Oncogenic activation of g-catenin is common to the pathogenesis of a wide range of human cancers. As is the case for many cancer-related genes, some of the most valuable studies in 13-catenin biology have been undertaken in genetically tractable model organisms such as Drosophila melanogaster and Mus musculus. By exploiting recent technological advances in gene targeting it is now possible to undertake similar studies of gene function in human cancer cells themselves. To do this, we have created high-efficiency human promoterless 13-catenin gene-targeting vectors and employed them to create isogenic sets of human cancer cells that differ only in the presence or absence of their endogenous mutant and/or wild-type fS-catenin genes. Initial functional studies have shed light on several aspects of the function of 13-catenin in human cancer. In particular, we have shown that activated 13-catenin is necessary for TCF-mediated transcriptional activation in human cancer cells. We have also demonstrated that deletion of activated g-catenin causes cancer cells to form dome-like structures, recapitulating a phenotype seen in differentiating Caco-2 cell monolayers. Pilot experiments have suggested that oncogenic 13-catenin is not required for the human colon cancer cells to form xenograft tumors in immunodeficient mice. Also surprisingly, we have detected no discernible differences in the steady state levels and intracellular localization of wild-type and mutant, activated 13-catenin, as detected by Western Blot and immunocytochemistry analysis. Finally, we have identified and characterized BMP-4, a TGF-f3 homolog, as a putative effector of activated 13-catenin signaling in human cancer using Affymetrix Genechip analysis. We propose to further utilize these isogenic human cancer cell systems to study the functions of activated 13-catenin in the pathogenesis of human cancer. In particular, we plan to: 1) Determine the cell biological and pathobiologieal phenotypes of activated 13-catenin in human cancer cells and tissues, 2) Determine whether oncogenic activation of/3-catenin is required for maintenance of tumorigenicity in human cancer cells containing multiple genetic hits, 3) Determine the biochemical mechanism(s) of g-catenin activation in human cancer, and 4) Identify and characterize genes regulated by the activated B-catenin transcription factor.
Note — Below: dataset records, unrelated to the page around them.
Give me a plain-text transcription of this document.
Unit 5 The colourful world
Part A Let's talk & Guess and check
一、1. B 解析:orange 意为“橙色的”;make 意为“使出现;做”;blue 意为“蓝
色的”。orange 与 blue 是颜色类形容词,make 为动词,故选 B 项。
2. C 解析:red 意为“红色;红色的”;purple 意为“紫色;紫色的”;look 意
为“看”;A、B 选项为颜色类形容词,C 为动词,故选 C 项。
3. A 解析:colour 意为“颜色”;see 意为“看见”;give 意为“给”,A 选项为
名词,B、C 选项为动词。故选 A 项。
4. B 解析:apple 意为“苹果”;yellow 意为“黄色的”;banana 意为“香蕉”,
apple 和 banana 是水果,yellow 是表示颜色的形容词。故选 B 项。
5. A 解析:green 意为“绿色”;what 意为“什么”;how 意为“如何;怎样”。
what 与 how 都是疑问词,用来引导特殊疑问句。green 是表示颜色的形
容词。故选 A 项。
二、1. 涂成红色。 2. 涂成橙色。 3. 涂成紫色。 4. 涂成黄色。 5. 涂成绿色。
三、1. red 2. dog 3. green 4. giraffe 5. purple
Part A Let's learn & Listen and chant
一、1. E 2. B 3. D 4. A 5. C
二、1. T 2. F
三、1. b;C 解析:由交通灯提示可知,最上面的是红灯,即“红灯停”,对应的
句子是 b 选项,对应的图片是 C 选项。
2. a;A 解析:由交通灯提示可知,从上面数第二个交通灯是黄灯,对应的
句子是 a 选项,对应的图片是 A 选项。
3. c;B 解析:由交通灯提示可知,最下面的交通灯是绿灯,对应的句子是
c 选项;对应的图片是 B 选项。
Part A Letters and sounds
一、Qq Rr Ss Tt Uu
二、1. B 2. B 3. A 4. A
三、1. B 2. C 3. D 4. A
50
G-catenin的致癌激活对于广泛的人类癌症的发病机理是共同的。和 许多与癌症相关的基因的病例，13-Catenin生物学中一些最有价值的研究已经 在遗传上的模型生物（例如果蝇和肌肉）中进行。经过 利用最新的基因靶向技术进步，现在有可能对 人类癌细胞本身的基因功能。为此，我们创造了高效的人 无启动子13-catenin基因靶向载体，并使用它们来创建异源性人类癌症集 仅在存在或不存在内源性突变体和/或野生型FS-catenin基因的细胞。 最初的功能研究揭示了13-catenin在人类癌症中功能的几个方面。在 特别是，我们已经表明，激活的13-catenin对于TCF介导的转录激活是必需的 人类癌细胞。我们还证明，活化的G-catenin的缺失导致癌细胞 形成圆顶状结构，概括了在区分CACO-2细胞单层中看到的表型。飞行员 实验表明，人类结肠癌细胞不需要致癌13-catenin 免疫缺陷小鼠中的异种移植肿瘤。同样令人惊讶的是，我们没有发现 如检测到的 通过Western印迹和免疫细胞化学分析。最后，我们已经确定并表征了BMP-4，A TGF-F3同源物作为使用Affymetrix激活的13-catenin信号传导的推定效应子 转基因分析。我们建议进一步利用这些等生的人类癌细胞系统来研究 活化的13-catenin在人类癌发病机理中的功能。特别是，我们计划：1）确定 人类癌细胞和组织中活化13-catenin的细胞生物学和病原体表型，2） 确定是否需要/3-catenin的致癌激活才能维持人的肿瘤性 含有多个遗传命中的癌细胞，3）确定G-catenin的生化机制 人类癌症的激活，以及4）识别和表征由活化的B-catenin调节的基因 转录因子。